When doing nothing is the best strategy
Jessica Amodio
Partner & Independent Financial Adviser at GDA
There are times when stock markets go through periods of volatility due to uncertainty. This uncertainty can have many causes e.g., poor economic performance or geo-political tensions, and it is understandable that this can be unsettling for investors who can experience sharp drops in their investment portfolios. At these times it is really important to remember that this market volatility is usually short-lived and the markets will rally, so even though you could be tempted to change your long-term investment plan, most experts agree that you are better off doing nothing rather than trying to time the market. In a highly volatile market prices aren’t always an accurate reflection of real worth.
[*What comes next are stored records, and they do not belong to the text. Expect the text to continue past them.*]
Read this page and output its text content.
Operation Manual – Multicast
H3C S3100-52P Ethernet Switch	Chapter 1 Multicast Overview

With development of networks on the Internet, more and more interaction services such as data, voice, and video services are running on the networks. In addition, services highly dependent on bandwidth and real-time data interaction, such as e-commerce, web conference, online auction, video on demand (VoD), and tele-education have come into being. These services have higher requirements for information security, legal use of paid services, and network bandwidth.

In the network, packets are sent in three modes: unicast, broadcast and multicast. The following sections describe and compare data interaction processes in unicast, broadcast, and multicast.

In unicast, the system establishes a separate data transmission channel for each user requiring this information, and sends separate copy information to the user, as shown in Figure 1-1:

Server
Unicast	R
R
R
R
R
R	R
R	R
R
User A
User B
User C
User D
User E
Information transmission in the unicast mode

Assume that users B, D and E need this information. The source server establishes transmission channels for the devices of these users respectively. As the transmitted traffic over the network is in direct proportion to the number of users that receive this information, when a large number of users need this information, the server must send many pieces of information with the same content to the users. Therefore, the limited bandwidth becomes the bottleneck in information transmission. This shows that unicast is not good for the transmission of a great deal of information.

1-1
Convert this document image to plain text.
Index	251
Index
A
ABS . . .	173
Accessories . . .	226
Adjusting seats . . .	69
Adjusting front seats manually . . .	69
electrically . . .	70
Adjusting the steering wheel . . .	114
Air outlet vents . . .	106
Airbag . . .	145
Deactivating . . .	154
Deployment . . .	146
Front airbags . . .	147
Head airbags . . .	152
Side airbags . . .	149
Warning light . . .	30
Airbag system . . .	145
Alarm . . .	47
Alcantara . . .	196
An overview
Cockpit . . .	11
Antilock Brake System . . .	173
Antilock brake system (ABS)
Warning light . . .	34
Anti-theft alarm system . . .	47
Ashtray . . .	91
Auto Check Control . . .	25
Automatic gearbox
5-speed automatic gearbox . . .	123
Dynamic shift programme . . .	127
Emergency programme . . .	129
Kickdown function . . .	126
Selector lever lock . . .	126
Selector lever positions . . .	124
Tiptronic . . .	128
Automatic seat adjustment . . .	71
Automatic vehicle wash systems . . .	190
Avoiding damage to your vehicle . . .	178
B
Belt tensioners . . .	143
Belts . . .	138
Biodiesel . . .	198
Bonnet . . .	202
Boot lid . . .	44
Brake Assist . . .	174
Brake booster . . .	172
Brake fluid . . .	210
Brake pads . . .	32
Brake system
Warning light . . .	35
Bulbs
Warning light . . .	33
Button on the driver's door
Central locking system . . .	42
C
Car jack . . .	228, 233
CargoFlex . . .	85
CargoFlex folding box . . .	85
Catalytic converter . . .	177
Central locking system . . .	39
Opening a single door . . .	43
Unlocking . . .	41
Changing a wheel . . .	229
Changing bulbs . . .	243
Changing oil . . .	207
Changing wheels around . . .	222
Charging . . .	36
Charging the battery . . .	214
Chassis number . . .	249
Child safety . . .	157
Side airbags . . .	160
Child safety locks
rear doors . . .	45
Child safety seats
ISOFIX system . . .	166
A sudden swing up or down can make an investment suddenly seem worth more or less than it really is over the long term. If you do try to anticipate market gains and falls you are at very real risk of missing the best gains and this could effect your long-term returns.
To help illustrate this, Fidelity have analysed the average annual return from the UK stock market over the last 15 years. In the chart below you can see that missing just the 10 best days over this period would have cut your return substantially. Timing the stock market is extremely difficult, the best policy is usually to stay fully invested over the long-term.
Reference: Fidelity International Investment Essentials series.
Please note that past performance is not a reliable indicator of future returns. The value of investments can go down as well as up, so you may get back less than you invest.
Time, not timing, is the key to investing.
This article is for general information and does not constitute personal financial advice. If you’re unsure what’s best for you, seek independent financial advice.